ミニトマトのヘタ取り、とうもろこしや玉ねぎの皮むき、枝豆のさやもぎ、きのこの房分けなど、小さな子供でもできることは沢山あります。自分でやった方が早くて楽と思われるかもしれませんが、やってもらうのはほんの一部でいいんです。やってもらうというよりも、やらせてあげるという表現の方がしっくりくるかもしれません。じゃがいもを潰す時にほんの少しだけ分けてビニール袋に入れて渡してあげたり、パン作りのフィンガーテストをお願いしたり。長男はウインナーが苦手だったのですが、ピザトーストのトッピングをやらせたことがきっかけで食べられるようになりました。今はウインナーだけほじくり返して食べるほど大好きです。

 

8.料理の工程を見せる。

大人がホテルビュッフェで目の前で調理されるのにワクワクするように、子供もその料理がどうやってできるかに興味津々です。揚げ物などは難しくても、茹でている時に抱っこして遠目で覗かせたり、サラダを和えたり、盛り付けするところなどを実際に見せてあげましょう。

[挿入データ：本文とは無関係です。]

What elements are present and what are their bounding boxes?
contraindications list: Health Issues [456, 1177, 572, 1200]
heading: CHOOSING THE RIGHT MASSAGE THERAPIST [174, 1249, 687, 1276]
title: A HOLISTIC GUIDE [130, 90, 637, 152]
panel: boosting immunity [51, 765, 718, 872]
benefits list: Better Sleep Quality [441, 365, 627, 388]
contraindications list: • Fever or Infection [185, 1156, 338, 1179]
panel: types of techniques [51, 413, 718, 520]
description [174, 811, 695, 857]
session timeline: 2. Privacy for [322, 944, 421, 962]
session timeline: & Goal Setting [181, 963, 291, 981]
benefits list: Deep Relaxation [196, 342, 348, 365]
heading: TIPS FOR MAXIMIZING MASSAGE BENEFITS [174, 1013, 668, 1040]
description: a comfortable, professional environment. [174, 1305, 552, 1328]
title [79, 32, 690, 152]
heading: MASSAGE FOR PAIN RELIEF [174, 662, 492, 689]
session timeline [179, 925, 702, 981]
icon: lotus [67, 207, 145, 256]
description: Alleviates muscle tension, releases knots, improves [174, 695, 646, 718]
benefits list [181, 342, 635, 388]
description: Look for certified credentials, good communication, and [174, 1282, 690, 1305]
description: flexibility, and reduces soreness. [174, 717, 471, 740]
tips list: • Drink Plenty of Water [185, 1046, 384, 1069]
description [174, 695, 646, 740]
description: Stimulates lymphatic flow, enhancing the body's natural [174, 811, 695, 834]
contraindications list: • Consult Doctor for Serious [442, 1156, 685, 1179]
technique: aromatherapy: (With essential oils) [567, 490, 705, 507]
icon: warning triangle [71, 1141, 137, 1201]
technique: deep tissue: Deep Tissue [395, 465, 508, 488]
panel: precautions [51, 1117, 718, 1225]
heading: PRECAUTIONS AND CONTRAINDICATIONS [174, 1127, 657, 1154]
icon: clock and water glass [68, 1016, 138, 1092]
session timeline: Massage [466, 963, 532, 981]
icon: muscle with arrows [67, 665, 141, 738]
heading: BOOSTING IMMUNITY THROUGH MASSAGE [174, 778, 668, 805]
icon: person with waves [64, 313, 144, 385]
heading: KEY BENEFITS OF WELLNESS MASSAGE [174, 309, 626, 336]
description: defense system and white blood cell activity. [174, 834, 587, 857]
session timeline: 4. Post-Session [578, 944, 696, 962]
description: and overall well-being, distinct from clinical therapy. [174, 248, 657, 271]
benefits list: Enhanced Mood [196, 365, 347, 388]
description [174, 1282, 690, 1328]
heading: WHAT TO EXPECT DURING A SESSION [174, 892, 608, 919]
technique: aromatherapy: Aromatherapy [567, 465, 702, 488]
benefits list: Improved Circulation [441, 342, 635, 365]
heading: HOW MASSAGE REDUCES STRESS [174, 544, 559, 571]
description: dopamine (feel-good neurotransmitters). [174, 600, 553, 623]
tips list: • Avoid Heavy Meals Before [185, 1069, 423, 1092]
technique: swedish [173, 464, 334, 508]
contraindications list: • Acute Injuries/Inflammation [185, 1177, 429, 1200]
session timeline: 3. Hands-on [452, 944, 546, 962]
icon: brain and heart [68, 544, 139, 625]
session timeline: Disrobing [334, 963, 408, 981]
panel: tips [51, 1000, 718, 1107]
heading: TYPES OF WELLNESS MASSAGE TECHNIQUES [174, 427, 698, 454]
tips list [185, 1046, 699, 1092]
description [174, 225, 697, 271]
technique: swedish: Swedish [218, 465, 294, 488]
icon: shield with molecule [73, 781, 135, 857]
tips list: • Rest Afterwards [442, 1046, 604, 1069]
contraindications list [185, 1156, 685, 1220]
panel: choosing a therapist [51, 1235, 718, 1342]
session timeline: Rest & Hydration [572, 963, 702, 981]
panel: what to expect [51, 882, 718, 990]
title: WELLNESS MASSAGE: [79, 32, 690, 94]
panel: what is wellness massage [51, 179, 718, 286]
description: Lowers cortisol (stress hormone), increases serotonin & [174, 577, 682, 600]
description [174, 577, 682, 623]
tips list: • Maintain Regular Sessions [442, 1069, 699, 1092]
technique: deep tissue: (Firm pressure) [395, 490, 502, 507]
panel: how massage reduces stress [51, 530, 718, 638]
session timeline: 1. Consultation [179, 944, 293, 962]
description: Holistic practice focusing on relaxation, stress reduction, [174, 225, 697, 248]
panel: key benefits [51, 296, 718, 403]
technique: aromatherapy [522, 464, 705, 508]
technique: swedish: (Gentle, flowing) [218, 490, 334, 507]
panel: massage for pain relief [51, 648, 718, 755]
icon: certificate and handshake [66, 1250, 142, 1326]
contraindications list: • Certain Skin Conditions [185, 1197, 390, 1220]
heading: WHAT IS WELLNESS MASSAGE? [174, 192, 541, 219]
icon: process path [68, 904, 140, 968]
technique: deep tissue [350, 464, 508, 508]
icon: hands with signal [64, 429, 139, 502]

と、とにかくやれるとこはやってみたのですが、ブロッコリーだけはやっぱりダメでした(笑)ここで最後のステップです。食べてもらいたいからといって、目の前にドーン!と盛られていたら引いてしまうのかもしれません。ここは子供の「何でも自分でやりたい!」という気持ちに便乗させてもらいます。

 

9.参加型の食事にしてみる。

あらかじめ用意した料理を食べさせるのではなく、自分で手を加えさせて「自分でやっている感覚」を引き出してあげます。大皿から取り分けたり、ドレッシングをかけたり、ソースにディップしたり、他には焼き肉やたこ焼き、お好み焼きなどホットプレートを使った料理やおでん等の鍋料理など。ドレッシングはボトルそのままではなく、小皿に少量を取り分けてあげるとかけすぎ予防になります。好奇心余ってボトルごと飲んだり・・というのも防げます(笑)この方法で、レタスやキャベツ、ナゲットや薄切り肉なんかも食べられるようになりました。そしてなんと今日、ブロッコリーを食べてくれたんです!!!赤ちゃんの頃から出し続け、2年近く経ってようやくこの日がきました!!!

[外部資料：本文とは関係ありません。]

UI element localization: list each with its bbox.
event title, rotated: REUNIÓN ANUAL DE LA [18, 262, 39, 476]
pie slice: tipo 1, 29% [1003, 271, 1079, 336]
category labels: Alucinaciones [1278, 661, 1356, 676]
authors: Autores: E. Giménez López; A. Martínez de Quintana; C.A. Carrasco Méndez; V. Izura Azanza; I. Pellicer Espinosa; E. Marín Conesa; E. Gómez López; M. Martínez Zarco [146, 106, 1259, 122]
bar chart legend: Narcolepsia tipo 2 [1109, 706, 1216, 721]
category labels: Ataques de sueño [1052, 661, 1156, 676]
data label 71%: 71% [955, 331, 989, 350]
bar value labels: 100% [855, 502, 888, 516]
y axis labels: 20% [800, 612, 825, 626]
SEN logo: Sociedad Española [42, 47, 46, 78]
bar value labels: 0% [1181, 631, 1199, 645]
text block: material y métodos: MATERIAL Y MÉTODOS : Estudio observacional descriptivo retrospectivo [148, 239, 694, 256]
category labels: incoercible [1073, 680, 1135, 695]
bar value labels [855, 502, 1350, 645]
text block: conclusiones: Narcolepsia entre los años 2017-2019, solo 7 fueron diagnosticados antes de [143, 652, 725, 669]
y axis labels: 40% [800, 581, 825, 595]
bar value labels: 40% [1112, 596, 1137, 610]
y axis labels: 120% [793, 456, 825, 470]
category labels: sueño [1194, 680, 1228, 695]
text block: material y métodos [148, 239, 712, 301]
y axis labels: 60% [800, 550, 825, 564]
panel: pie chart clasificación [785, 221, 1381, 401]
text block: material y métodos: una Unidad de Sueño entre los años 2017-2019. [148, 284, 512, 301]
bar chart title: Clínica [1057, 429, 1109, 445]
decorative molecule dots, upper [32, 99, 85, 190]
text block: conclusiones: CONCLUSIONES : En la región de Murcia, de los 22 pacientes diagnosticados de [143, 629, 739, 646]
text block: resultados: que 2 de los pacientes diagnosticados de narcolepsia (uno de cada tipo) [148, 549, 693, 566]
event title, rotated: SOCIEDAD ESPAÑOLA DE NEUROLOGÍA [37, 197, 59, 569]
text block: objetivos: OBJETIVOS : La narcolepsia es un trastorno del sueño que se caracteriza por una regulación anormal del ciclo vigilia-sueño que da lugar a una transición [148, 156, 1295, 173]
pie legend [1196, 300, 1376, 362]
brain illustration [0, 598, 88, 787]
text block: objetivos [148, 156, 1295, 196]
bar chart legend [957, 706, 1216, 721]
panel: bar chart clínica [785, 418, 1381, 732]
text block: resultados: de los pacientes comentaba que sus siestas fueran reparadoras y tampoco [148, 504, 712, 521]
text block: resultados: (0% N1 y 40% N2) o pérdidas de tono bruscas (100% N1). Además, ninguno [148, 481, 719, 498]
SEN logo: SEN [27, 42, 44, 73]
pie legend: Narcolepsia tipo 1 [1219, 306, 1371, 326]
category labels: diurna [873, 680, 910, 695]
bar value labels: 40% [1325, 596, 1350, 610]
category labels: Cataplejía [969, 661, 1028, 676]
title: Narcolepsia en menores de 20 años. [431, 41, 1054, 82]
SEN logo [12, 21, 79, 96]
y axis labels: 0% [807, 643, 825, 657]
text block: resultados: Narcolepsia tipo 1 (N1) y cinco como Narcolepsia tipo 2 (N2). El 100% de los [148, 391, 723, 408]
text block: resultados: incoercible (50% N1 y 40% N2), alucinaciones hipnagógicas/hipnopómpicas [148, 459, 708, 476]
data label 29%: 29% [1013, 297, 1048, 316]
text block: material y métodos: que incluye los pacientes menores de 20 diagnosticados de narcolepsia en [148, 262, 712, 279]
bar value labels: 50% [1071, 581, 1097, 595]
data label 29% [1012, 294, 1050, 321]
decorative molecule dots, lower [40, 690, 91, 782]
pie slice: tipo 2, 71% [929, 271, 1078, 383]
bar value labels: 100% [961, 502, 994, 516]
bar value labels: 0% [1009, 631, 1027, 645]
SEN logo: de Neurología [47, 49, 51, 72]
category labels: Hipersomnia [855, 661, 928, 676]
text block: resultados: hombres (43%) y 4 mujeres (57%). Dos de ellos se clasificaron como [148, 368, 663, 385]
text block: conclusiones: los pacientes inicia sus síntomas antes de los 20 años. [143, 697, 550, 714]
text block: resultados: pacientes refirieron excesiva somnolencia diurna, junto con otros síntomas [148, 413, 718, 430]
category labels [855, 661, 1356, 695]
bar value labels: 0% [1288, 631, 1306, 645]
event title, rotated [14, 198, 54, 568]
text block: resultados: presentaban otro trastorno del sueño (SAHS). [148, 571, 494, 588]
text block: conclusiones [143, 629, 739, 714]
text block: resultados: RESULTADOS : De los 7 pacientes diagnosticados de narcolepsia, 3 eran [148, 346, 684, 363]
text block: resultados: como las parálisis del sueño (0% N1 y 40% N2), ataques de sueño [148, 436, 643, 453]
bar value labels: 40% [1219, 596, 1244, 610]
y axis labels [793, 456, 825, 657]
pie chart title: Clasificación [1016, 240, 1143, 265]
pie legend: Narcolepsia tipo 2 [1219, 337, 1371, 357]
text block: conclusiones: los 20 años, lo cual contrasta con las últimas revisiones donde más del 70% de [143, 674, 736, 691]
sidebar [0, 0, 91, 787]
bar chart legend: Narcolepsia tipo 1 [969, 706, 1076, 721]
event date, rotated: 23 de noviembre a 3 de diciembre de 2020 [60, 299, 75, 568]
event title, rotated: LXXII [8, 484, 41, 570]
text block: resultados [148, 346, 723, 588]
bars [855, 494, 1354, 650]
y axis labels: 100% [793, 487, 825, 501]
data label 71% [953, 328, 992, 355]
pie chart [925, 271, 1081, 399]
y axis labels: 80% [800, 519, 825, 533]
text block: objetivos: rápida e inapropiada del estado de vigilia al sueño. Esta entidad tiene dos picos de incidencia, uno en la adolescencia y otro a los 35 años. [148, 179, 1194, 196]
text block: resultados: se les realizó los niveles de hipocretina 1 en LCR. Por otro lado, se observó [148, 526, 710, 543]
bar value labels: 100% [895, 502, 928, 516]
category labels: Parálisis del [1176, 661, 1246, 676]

食卓に出した時には「ブロッコリーないない、ブロッコリーないないブロッコリー ないない!」と大声張り上げ、そんなに強く否定しなくても・・・というくらい拒否していたのですが、ドレッシングをつけさせてあげただけでコロッと騙されました。。「ブロッコリー美味しい」という言葉まで出てきました。ダメ元で「ブロッコリーもっと食べる?」と聞くとまさかの肯定がっ!あまりに驚いて、三回も同じ質問をしてしまいました(笑)それどころか、後から帰ってきたパパのブロッコリーにも手を出そうとまで!前にマヨドレを出した時はマヨドレだけ舐めて終わってしまったのですがね(汗)今までの苦労は一体何だったんだ?と思うくらい呆気なかったです。

 

最後に

子供の好き嫌いは月齢と共に変わります。口腔の発達と共に色々な味や食感を知り、あんなに好きだったのに全く食べなくなった!というのも珍しくありません。好きだからと言ってそればかりを出したり、逆に嫌いだと決めつけて一切出さないということは避け、色々な食材をバランスよく出し続けることが大切だと思います。一度食べなかったからと言って諦めず、また無理強いはせず、日を改めて挑戦してみてくださいね。